This is an appeal from a child custody case in Madison County, Alabama.
The parties were divorced in 2008. Primary physical custody of the children
was awarded to the father. The parties agreed that the mother would not
be required to pay child support because she only maintained part-time
employment at the time of the divorce. In August 2010, the State of Alabama,
on behalf of the father, filed a petition to modify the divorce judgment.
In December 2010, the mother filed a pleading containing a petition for
contempt and a request to modify visitation. Before the trial court held
a hearing in either case, the mother filed an “Emergency Motion
for an Immediate Change in Custody” in the custody-modification
case. She alleged that the father had physically abused the children.
The trial court consolidated the cases and received evidence at three
hearings held between July 2012 and September 2013. On May 5, 2014, before
the trial court had entered judgments in the two cases, the mother filed
a “Renewed Ex-parte Motion for Custody.” In that motion, the
mother claimed that, since the conclusion of the trial, she had received
new evidence indicating that the father had committed domestic violence.
There is no indication that a hearing was held on that motion. On June
4, 2014, the trial court entered judgment it denied the State’s
request for child support and awarded the parties the joint physical custody
of the children. It did not require either party to pay child support.
The father appealed both judgments. Reversed.

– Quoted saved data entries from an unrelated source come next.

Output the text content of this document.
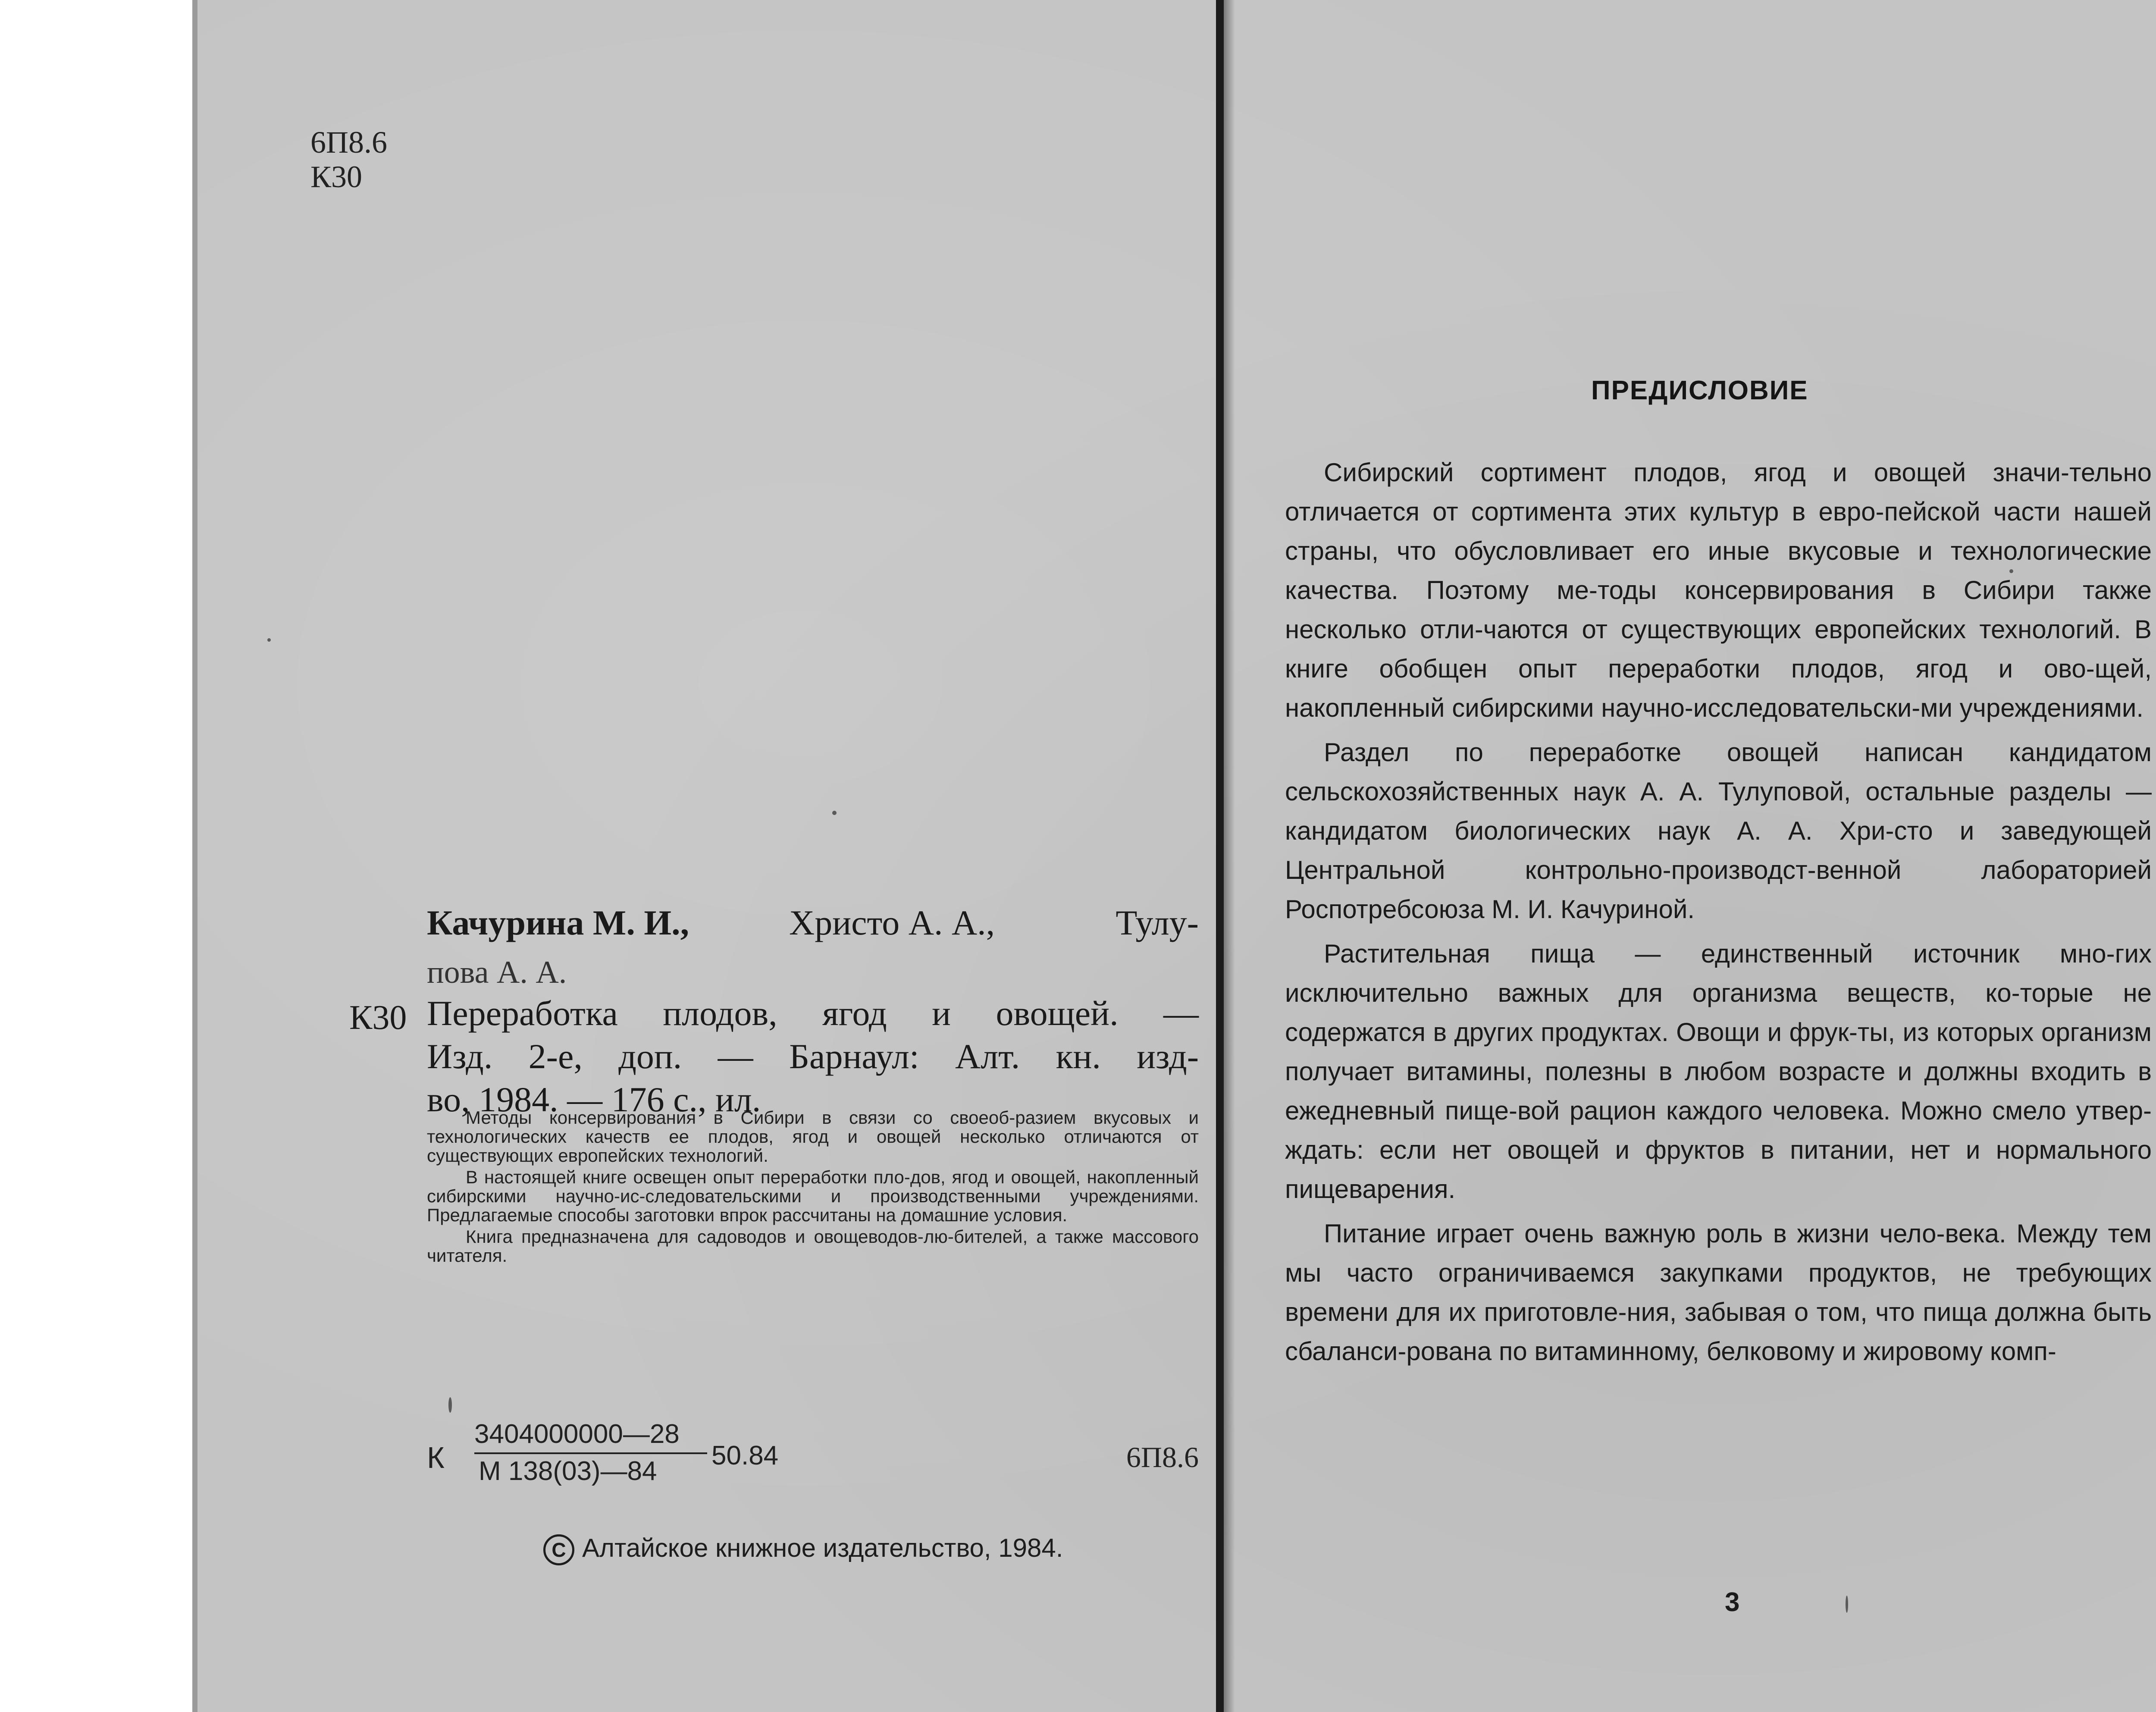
6П8.6
К30
Качурина М. И.,	Христо А. А.,	Тулу-
пова А. А.
К30 Переработка плодов, ягод и овощей. —
Изд. 2-е, доп. — Барнаул: Алт. кн. изд-
во, 1984. — 176 с., ил.
Методы консервирования в Сибири в связи со своеоб-разием вкусовых и технологических качеств ее плодов, ягод и овощей несколько отличаются от существующих европейских технологий.
В настоящей книге освещен опыт переработки пло-дов, ягод и овощей, накопленный сибирскими научно-ис-следовательскими и производственными учреждениями. Предлагаемые способы заготовки впрок рассчитаны на домашние условия.
Книга предназначена для садоводов и овощеводов-лю-бителей, а также массового читателя.
К
3404000000—28
М 138(03)—84
50.84	6П8.6
C Алтайское книжное издательство, 1984.
ПРЕДИСЛОВИЕ
Сибирский сортимент плодов, ягод и овощей значи-тельно отличается от сортимента этих культур в евро-пейской части нашей страны, что обусловливает его иные вкусовые и технологические качества. Поэтому ме-тоды консервирования в Сибири также несколько отли-чаются от существующих европейских технологий. В книге обобщен опыт переработки плодов, ягод и ово-щей, накопленный сибирскими научно-исследовательски-ми учреждениями.
Раздел по переработке овощей написан кандидатом сельскохозяйственных наук А. А. Тулуповой, остальные разделы — кандидатом биологических наук А. А. Хри-сто и заведующей Центральной контрольно-производст-венной лабораторией Роспотребсоюза М. И. Качуриной.
Растительная пища — единственный источник мно-гих исключительно важных для организма веществ, ко-торые не содержатся в других продуктах. Овощи и фрук-ты, из которых организм получает витамины, полезны в любом возрасте и должны входить в ежедневный пище-вой рацион каждого человека. Можно смело утвер-ждать: если нет овощей и фруктов в питании, нет и нормального пищеварения.
Питание играет очень важную роль в жизни чело-века. Между тем мы часто ограничиваемся закупками продуктов, не требующих времени для их приготовле-ния, забывая о том, что пища должна быть сбаланси-рована по витаминному, белковому и жировому комп-
3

The father was awarded primary physical custody of the children in the
original divorce, the Court concluded that the mother was required to
meet the standard set forth in Ex parte McLendon, and must demonstrate
that she is a fit parent.
“The mother presented no evidence as to the parties’ circumstances
at the time of the divorce, no evidence as to why the father was initially
awarded primary physical custody of the children, and no evidence indicating
that those circumstances, whatever they may have been, had changed.”
With regard to the mother’s claims of domestic violence, the evidence
was disputed as to whether the father’s use of corporal punishment
was appropriate or excessive. Under the Custody and Domestic or Family
Abuse Act (“the Act”), Ala. Code 1975, § 30-3-133, there
is a presumption that a
change of circumstances
has occurred if there is a finding of domestic violence. In this case
the trial court did not make any findings of fact regarding domestic violence.
In Alabama, “[t]he Act and our case law make it clear that joint
physical custody is not appropriate when a trial court makes a finding
that domestic violence has occurred unless the perpetrator of domestic
violence has clearly rebutted the presumption against joint physical custody.”
In the case at hand, the appellate court could not determine if the McLendon
standard was applied or if the court made a finding of domestic violence,
the judgment of the trial court was reversed for further proceedings.
It will be interesting to see if the mother can show domestic violence
on the part of the father and what the outcome will be.